Proposition 18: There is no necessity to educate the people who would populate a free nation in libertarian theory of property rights.

I often hear sympathizers assert that a free nation could work—but only if all the inhabitants were confirmed libertarians. I do not agree. Only the founding must be libertarian.

People protect what they perceive to be their own. Each of us understands instinctively what a frown, an angry shout, or a shot fired over our head, means. Property rights grow perfectly well—except where government has done something to stop or distort the growth. And this natural growth of law predates the growth of the state.9

In human history many free societies (with little or no state) have existed. And typically these societies enjoy a perfectly adequate system of property rights. An example is provided by the U.S.A. during its early years. But the absence of a state does not mean the presence of libertarian beliefs. It only means that the concentrations of wealth, upon which a parasitic state can grow, have not yet been present long enough in this environment.

The story "A 'Nation' Is Born" gives an example of how a free nation might be created.10 And in this example most of the initial inhabitants were oriental boat people. These people were not libertarians, in any conscious way. They were just people eager to work, and willing to do whatever it would take to settle peaceably in a new homeland.

I assume that most people, being naturally self interested, do whatever they can—within whatever rules restrain behavior in the society in which they live—to advance their own interest. For most people, if they live in a society where levers of state power are within their reach, then they will use those levers of state power in any way they can to help themselves. Such a society will become a socialist cesspool. If however these same people find themselves living in a free nation, where no levers of state power are within reach, then they will seek their own self interest through voluntary means.
 

Proposition 19: To attain a free nation, we do not need better attitudes, or to educate the masses. All we need is mechanisms.

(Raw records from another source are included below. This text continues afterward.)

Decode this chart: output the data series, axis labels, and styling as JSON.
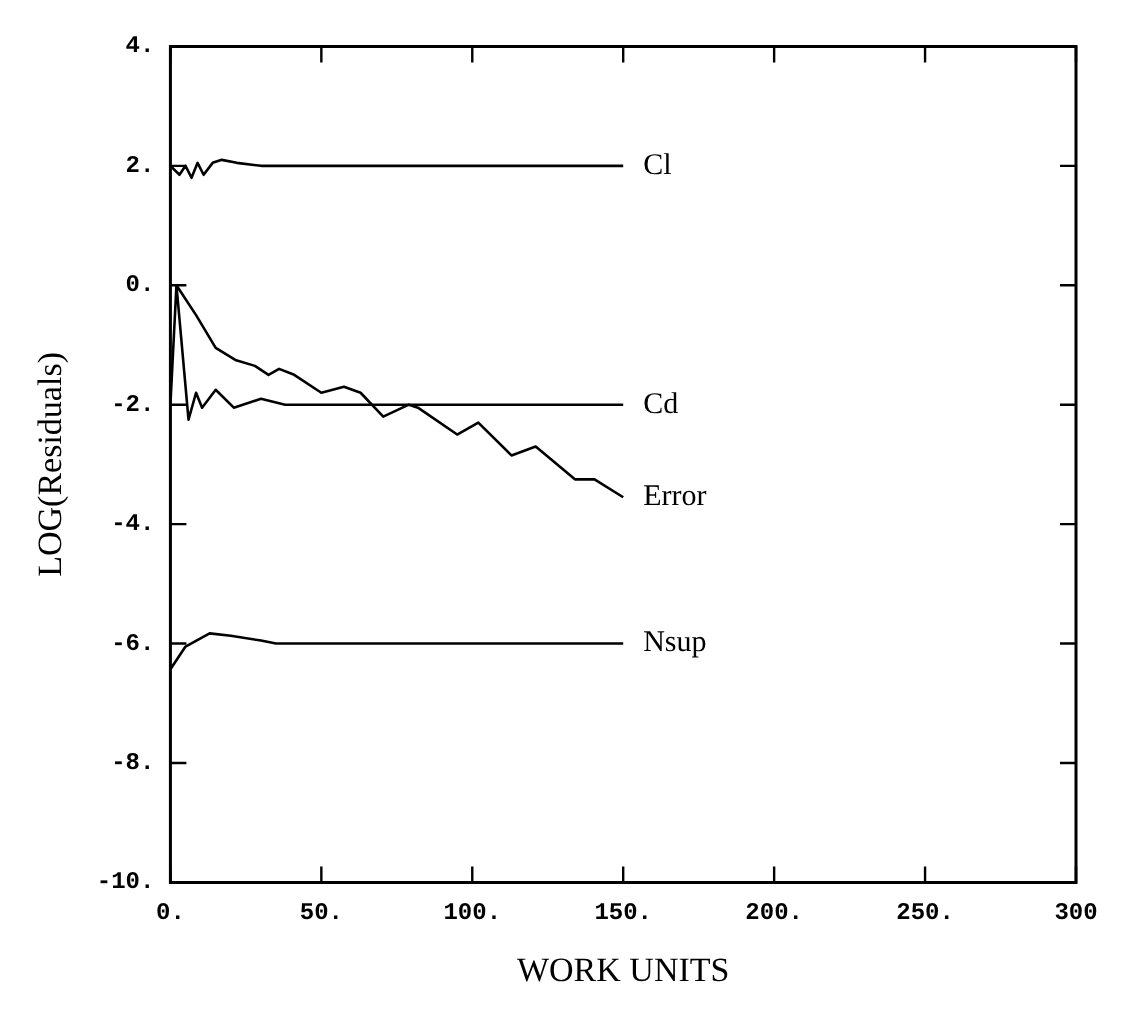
{
  "chart_data": {
    "type": "line",
    "xlabel": "WORK UNITS",
    "ylabel": "LOG(Residuals)",
    "xlim": [
      0,
      300
    ],
    "xticks": [
      {
        "value": 0,
        "label": "0."
      },
      {
        "value": 50,
        "label": "50."
      },
      {
        "value": 100,
        "label": "100."
      },
      {
        "value": 150,
        "label": "150."
      },
      {
        "value": 200,
        "label": "200."
      },
      {
        "value": 250,
        "label": "250."
      },
      {
        "value": 300,
        "label": "300"
      }
    ],
    "ylim": [
      -10,
      4
    ],
    "yticks": [
      {
        "value": -10,
        "label": "-10."
      },
      {
        "value": -8,
        "label": "-8."
      },
      {
        "value": -6,
        "label": "-6."
      },
      {
        "value": -4,
        "label": "-4."
      },
      {
        "value": -2,
        "label": "-2."
      },
      {
        "value": 0,
        "label": "0."
      },
      {
        "value": 2,
        "label": "2."
      },
      {
        "value": 4,
        "label": "4."
      }
    ],
    "grid": false,
    "legend": false,
    "marker": "none",
    "line_style": "solid",
    "series": [
      {
        "name": "Cl",
        "color": "#000000",
        "x": [
          0,
          3,
          5,
          7,
          9,
          11,
          14,
          17,
          22,
          30,
          150
        ],
        "values": [
          2.0,
          1.85,
          2.0,
          1.8,
          2.05,
          1.85,
          2.05,
          2.1,
          2.05,
          2.0,
          2.0
        ]
      },
      {
        "name": "Cd",
        "color": "#000000",
        "x": [
          0,
          2,
          6,
          8.5,
          10.5,
          15,
          21,
          30,
          38,
          150
        ],
        "values": [
          -2.0,
          0,
          -2.25,
          -1.8,
          -2.05,
          -1.75,
          -2.05,
          -1.9,
          -2.0,
          -2.0
        ]
      },
      {
        "name": "Error",
        "color": "#000000",
        "x": [
          2,
          8.5,
          15,
          21.5,
          28,
          32.5,
          36,
          41,
          50,
          57.5,
          63,
          70.5,
          79,
          82,
          95,
          102,
          113,
          121,
          134,
          140.5,
          150
        ],
        "values": [
          0,
          -0.5,
          -1.05,
          -1.25,
          -1.35,
          -1.5,
          -1.4,
          -1.5,
          -1.8,
          -1.7,
          -1.8,
          -2.2,
          -2.0,
          -2.05,
          -2.5,
          -2.3,
          -2.85,
          -2.7,
          -3.25,
          -3.25,
          -3.55
        ]
      },
      {
        "name": "Nsup",
        "color": "#000000",
        "x": [
          0,
          5,
          13,
          20,
          30,
          35,
          150
        ],
        "values": [
          -6.43,
          -6.05,
          -5.83,
          -5.87,
          -5.95,
          -6.0,
          -6.0
        ]
      }
    ]
  }
}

My belief in this proposition motivates my work in FNF. As I described in "A 'Nation' Is Born," all that is needed is a small group of libertarians with sufficient resources. I hope to advance the day when that group forms, by bringing credibility to the idea. Neither the inhabitants of a free nation, nor the government of the host nation which rents the real estate, needs to be converted to libertarian beliefs. Those parties only need to be offered a win-win exchange. D
 
Notes:

1 Richard Hammer, "An Engineer's View of Morality Set in a Model of Life," in Formulations Vol. V, No. 2 (Winter 1997-98).

2 The reader should be warned that, for this central concept "detector," I use several terms to mean roughly the same thing.  I intend analogy in using: "detector"; "process which detects"; "intelligence"; "human."

3 A few examples are offered in Hammer, op. cit.

4 Franz Oppenheimer, The State: Its History and Development Viewed Sociologically, 1909.

5 Surely Friedrich Hayek, in Volume I of Law, Legislation and Liberty, 1973, influenced this idea.
 
6 Roderick T. Long, "Options for the Body Politic of Laissez Faire City," <http://www.lfcity.com/bodypolitic.htm>.

 7 This reasoning may parallel, and owe credit to, the observations of Ronald Coase, as expressed in The Firm, the Market, and the Law, 1990.

 8 I find support for this idea in Bruno Leoni, The Law and Politics, which is published in the volume titled Freedom and the Law, Liberty Fund, 1991.

 9 Bruce Benson, The Enterprise of Law: Justice Without the State, 1990.

 10 "A 'Nation' is Born," Richard Hammer, Formulations, Vol. V, No. 1 (Autumn 1997).
 

Richard O. Hammer, who holds the FNF offices of President and Treasurer, has just survived his 50th birthday.